Soal : Dimanakah letak kerancuan metode yang digunakan Barat dalam mengkaji al-Qur’an dan apa implikasinya bagi umat islam ?
Jawab : Desakralisasi adalah poin utama yang penting dibahas. Karena semua permasalahan ini bermula dari upaya menghilangkan kesakralan/kesucian al-Qur’an. Wacana ini sebenarnya merupakan tindak lanjut dari pemikiran islam Postmodernisme, dimana mereka sudah tidak lagi mempercayai kebenaran mutlak, namun entah kenapa mereka merasa bahwa postmodernisme adalah sebuah kebenaran yang mutlak dan patut dibenarkan. Islam berangkat dari yang absolut (Wahyu Allah) melalui jalan metafisika yang jelas. Sedangkan postmodernisme berangkat dari peniadaan absolutism dan penolakan seluruh hal yang metafisik (diluar nalar). Pertanyaannya, bagaimana mungkin Barat dapat mengkaji al-Qur’an dengan benar, sementara mereka tidak lagi meyakini keberadaan “kebenaran” itu sendiri.
Artinya, “kebenaran” di alam pikiran Barat pun menuai problematika. Maka bukanlah hal yang mengherankan bila mereka meragukan kebenaran al-Qur’an sebagai wahyu Allah yang suci. Problematika ini mendorong mereka menggunakan metode studi Bible dalam mengkaji al-Qur’an. Padahal Bible dan al-Qur’an tentulah berbeda. Al-Qur’an adalah Kalamullah yang diturunkan kepada Nabi Muhammad dan sampai kepada kita saat ini. Dimanapun, al-Qur’an tetap sama dan tidak terdapat perbedaan selain qira’ah yang masyhur. Sedangkan Bible tidak lain adalah penafsiran Paus/Bulish yang merupakan gabungan dari kitab-kitab terdahulu yang “diinterpretasi” dengan akal sendiri hingga menghasilkan Bible.
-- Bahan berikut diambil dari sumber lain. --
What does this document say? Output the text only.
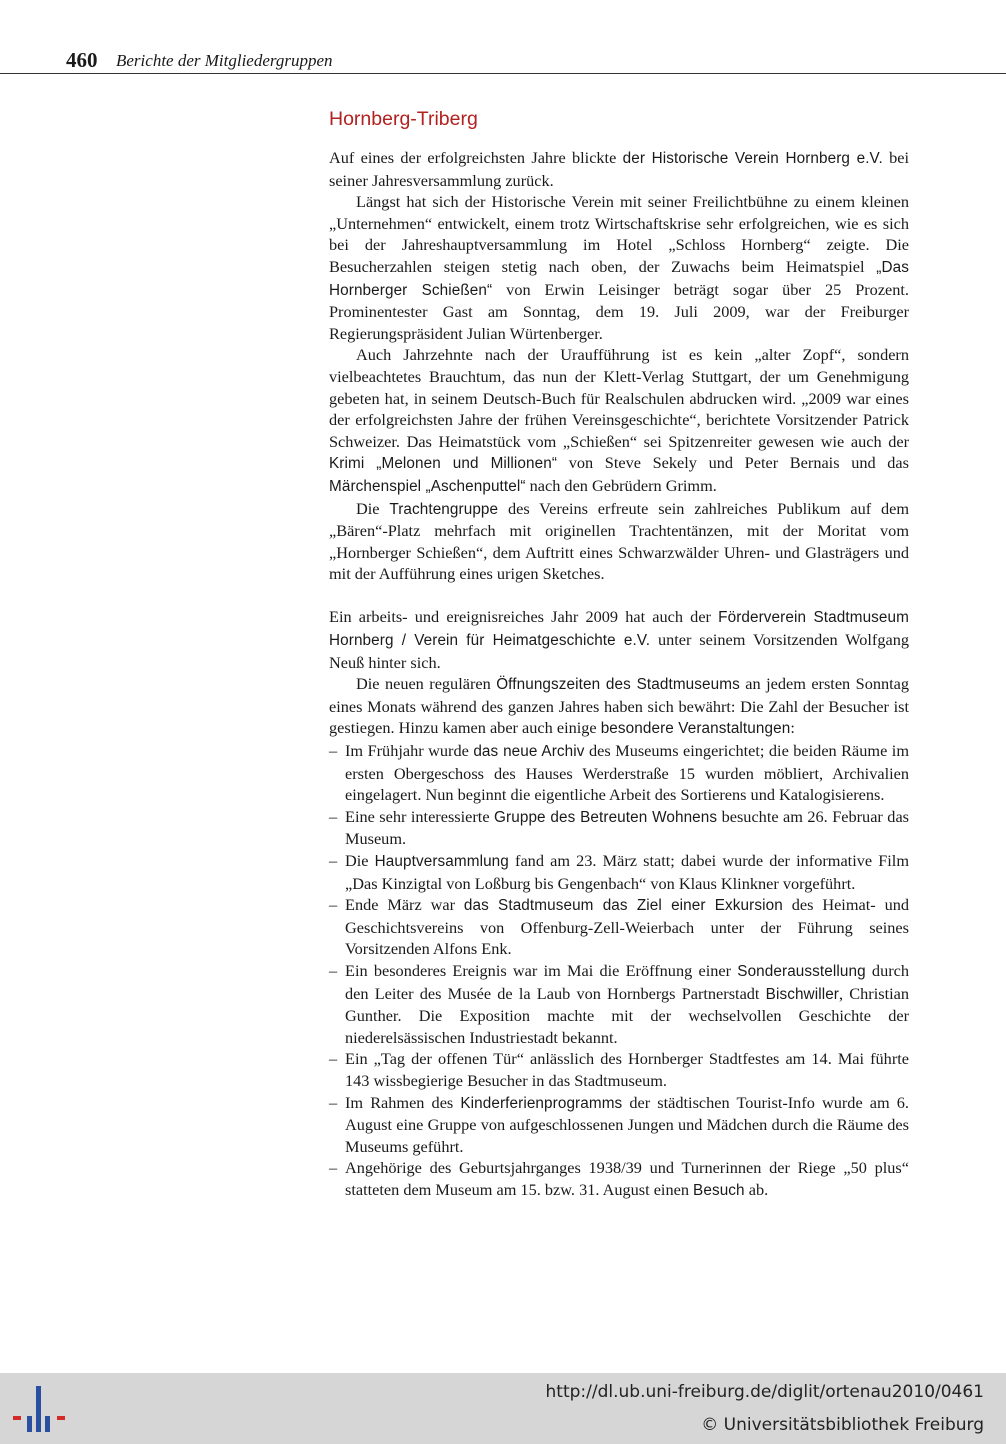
460 Berichte der Mitgliedergruppen
Hornberg-Triberg

Auf eines der erfolgreichsten Jahre blickte der Historische Verein Hornberg e.V. bei seiner Jahresversammlung zurück.

Längst hat sich der Historische Verein mit seiner Freilichtbühne zu einem kleinen „Unternehmen“ entwickelt, einem trotz Wirtschaftskrise sehr erfolgreichen, wie es sich bei der Jahreshauptversammlung im Hotel „Schloss Hornberg“ zeigte. Die Besucherzahlen steigen stetig nach oben, der Zuwachs beim Heimatspiel „Das Hornberger Schießen“ von Erwin Leisinger beträgt sogar über 25 Prozent. Prominentester Gast am Sonntag, dem 19. Juli 2009, war der Freiburger Regierungspräsident Julian Würtenberger.

Auch Jahrzehnte nach der Uraufführung ist es kein „alter Zopf“, sondern vielbeachtetes Brauchtum, das nun der Klett-Verlag Stuttgart, der um Genehmigung gebeten hat, in seinem Deutsch-Buch für Realschulen abdrucken wird. „2009 war eines der erfolgreichsten Jahre der frühen Vereinsgeschichte“, berichtete Vorsitzender Patrick Schweizer. Das Heimatstück vom „Schießen“ sei Spitzenreiter gewesen wie auch der Krimi „Melonen und Millionen“ von Steve Sekely und Peter Bernais und das Märchenspiel „Aschenputtel“ nach den Gebrüdern Grimm.

Die Trachtengruppe des Vereins erfreute sein zahlreiches Publikum auf dem „Bären“-Platz mehrfach mit originellen Trachtentänzen, mit der Moritat vom „Hornberger Schießen“, dem Auftritt eines Schwarzwälder Uhren- und Glasträgers und mit der Aufführung eines urigen Sketches.

Ein arbeits- und ereignisreiches Jahr 2009 hat auch der Förderverein Stadtmuseum Hornberg / Verein für Heimatgeschichte e.V. unter seinem Vorsitzenden Wolfgang Neuß hinter sich.

Die neuen regulären Öffnungszeiten des Stadtmuseums an jedem ersten Sonntag eines Monats während des ganzen Jahres haben sich bewährt: Die Zahl der Besucher ist gestiegen. Hinzu kamen aber auch einige besondere Veranstaltungen:

– Im Frühjahr wurde das neue Archiv des Museums eingerichtet; die beiden Räume im ersten Obergeschoss des Hauses Werderstraße 15 wurden möbliert, Archivalien eingelagert. Nun beginnt die eigentliche Arbeit des Sortierens und Katalogisierens.
– Eine sehr interessierte Gruppe des Betreuten Wohnens besuchte am 26. Februar das Museum.
– Die Hauptversammlung fand am 23. März statt; dabei wurde der informative Film „Das Kinzigtal von Loßburg bis Gengenbach“ von Klaus Klinkner vorgeführt.
– Ende März war das Stadtmuseum das Ziel einer Exkursion des Heimat- und Geschichtsvereins von Offenburg-Zell-Weierbach unter der Führung seines Vorsitzenden Alfons Enk.
– Ein besonderes Ereignis war im Mai die Eröffnung einer Sonderausstellung durch den Leiter des Musée de la Laub von Hornbergs Partnerstadt Bischwiller, Christian Gunther. Die Exposition machte mit der wechselvollen Geschichte der niederelsässischen Industriestadt bekannt.
– Ein „Tag der offenen Tür“ anlässlich des Hornberger Stadtfestes am 14. Mai führte 143 wissbegierige Besucher in das Stadtmuseum.
– Im Rahmen des Kinderferienprogramms der städtischen Tourist-Info wurde am 6. August eine Gruppe von aufgeschlossenen Jungen und Mädchen durch die Räume des Museums geführt.
– Angehörige des Geburtsjahrganges 1938/39 und Turnerinnen der Riege „50 plus“ statteten dem Museum am 15. bzw. 31. August einen Besuch ab.
http://dl.ub.uni-freiburg.de/diglit/ortenau2010/0461
© Universitätsbibliothek Freiburg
Maka bukan hal yang mengherankan bila Bible itu sendiri berbeda-beda dan banyak macamnya. Jika Bible tidak lagi Sakral dan memang tidak pernah sakral, maka layakkah metode studi bible yang dikenal dengan hermeneutika diterapkan pada al-Qur’an yang jelas kesakralannya ?.
Petama : Al-Qur’an pada dasarnya bukanlah tulisan (rasm/writing) tetapi merupakan bacaan (qira’ah/recitation) dalam arti ucapan atau sebutan. Demikian juga cara penyampaian dan periwayatannya pun dengan bacaan dan hafalan. Adapun teks yang tertulis hanya berfungsi sebagai penunjang belaka. Meskipun demikian, karena mushaf adalah lambang dari al-Qur’an, maka kesucian, kesakralan dan kemuliaannya sama dengan al-Qur’an dalam makna bacaan itu sendiri. Kesalahan utama dari kaum liberal adalah mendudukkan al-Qur’an sebagai teks. Mereka memandang al-Qur’an diturunkan dalam bentuk teks, sehingga merasa metode Bible adalah metode canggih dan modern dalam mengkaji al-Qur’an.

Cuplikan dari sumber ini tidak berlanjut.